BACKGROUND OF THE DISCLOSURE

1. Field of the Disclosure

The present disclosure relates to a method of producing a porous low dielectric thin film. More particularly, the present invention pertains to a method of producing a porous low dielectric thin film, in which a polyreactive cyclic siloxane compound is subjected to hydrolysis and polycondensation alone or in conjunction with one or more types of linear siloxane compounds or in conjunction with a Si monomer having an organic leg in the presence of organic hydroxide, water, and an organic solvent to produce a siloxane-based polymer, the polymer is dissolved in water or the organic solvent to produce a coating solution, and the coating solution is applied on a substrate and is heat cured to produce the porous low dielectric thin film.

2. Description of the Related Art

In accordance with increasing integration in the semiconductor field, it is necessary to reduce the accumulation capacitance of an interlayer insulating film so as to reduce resistance and an electric capacitance in wiring, because the performance of a device depends on the wiring speed. To achieve this, efforts have been made to use a material having a low dielectric constant as an interlayer insulating film. For example, U.S. Pat.
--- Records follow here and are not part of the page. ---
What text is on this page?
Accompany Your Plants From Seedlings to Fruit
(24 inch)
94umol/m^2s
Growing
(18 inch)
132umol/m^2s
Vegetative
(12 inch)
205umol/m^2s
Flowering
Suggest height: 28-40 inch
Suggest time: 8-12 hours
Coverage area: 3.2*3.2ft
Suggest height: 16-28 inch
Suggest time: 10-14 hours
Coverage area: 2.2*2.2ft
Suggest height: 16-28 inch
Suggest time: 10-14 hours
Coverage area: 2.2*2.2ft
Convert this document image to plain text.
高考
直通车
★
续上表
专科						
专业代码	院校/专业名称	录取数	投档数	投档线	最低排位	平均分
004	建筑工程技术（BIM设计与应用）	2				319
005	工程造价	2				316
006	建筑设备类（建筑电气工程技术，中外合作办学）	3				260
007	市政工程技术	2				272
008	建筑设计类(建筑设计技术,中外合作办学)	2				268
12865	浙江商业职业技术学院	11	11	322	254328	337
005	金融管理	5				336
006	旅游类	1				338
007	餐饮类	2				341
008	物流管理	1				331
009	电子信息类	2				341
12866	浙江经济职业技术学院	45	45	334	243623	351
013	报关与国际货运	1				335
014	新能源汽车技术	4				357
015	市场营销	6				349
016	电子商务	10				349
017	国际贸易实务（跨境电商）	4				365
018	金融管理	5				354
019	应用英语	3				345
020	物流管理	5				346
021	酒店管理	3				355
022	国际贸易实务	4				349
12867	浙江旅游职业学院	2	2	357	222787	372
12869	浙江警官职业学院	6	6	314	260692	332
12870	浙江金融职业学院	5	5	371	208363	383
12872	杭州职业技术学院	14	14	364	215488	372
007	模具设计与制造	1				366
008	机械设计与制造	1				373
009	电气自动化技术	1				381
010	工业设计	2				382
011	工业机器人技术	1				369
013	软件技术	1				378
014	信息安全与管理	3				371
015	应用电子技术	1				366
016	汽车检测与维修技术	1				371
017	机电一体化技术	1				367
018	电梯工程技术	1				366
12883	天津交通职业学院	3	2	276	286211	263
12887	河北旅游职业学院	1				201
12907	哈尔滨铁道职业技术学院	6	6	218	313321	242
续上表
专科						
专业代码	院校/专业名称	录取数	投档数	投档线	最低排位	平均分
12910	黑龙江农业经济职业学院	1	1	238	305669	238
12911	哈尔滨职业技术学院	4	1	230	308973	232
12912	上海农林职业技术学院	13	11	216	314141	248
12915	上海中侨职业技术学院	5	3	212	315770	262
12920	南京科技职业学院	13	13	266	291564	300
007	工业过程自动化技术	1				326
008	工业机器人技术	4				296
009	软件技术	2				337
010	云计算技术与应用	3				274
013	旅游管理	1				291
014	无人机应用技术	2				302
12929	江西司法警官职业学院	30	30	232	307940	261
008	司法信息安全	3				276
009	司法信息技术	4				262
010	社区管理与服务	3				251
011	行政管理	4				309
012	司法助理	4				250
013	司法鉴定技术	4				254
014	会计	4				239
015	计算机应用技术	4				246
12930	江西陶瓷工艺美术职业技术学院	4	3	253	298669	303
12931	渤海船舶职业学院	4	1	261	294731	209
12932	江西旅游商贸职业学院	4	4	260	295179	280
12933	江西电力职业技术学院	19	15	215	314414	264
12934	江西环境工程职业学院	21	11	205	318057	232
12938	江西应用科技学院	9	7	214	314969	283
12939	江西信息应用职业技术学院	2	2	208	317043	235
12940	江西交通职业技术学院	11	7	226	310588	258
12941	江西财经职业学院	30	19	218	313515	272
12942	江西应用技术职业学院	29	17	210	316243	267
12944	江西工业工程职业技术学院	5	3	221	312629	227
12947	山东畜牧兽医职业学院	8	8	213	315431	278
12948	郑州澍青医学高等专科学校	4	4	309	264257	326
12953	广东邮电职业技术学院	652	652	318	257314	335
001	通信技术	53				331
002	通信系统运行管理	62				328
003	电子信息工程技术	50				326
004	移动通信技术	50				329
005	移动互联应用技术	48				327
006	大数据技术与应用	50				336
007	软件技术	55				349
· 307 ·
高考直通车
Nos. 3,615,272, 4,399,266, and 4,999,397 disclose polysilsesquioxane, which is capable of being used in SOD (spin on deposition), has a dielectric constant of 2.5-3.1, and replaces SiO₂, which has a dielectric constant of 4.00 and is used in conventional CVD (chemical vapor deposition). Furthermore, U.S. Pat. No. 5,965,679 discloses polyphenylene as an organic polymer having a dielectric constant of 2.65-2.70. However, they do not have a sufficiently low dielectric constant to produce a high speed device requiring a very low dielectric constant of 2.50 or less.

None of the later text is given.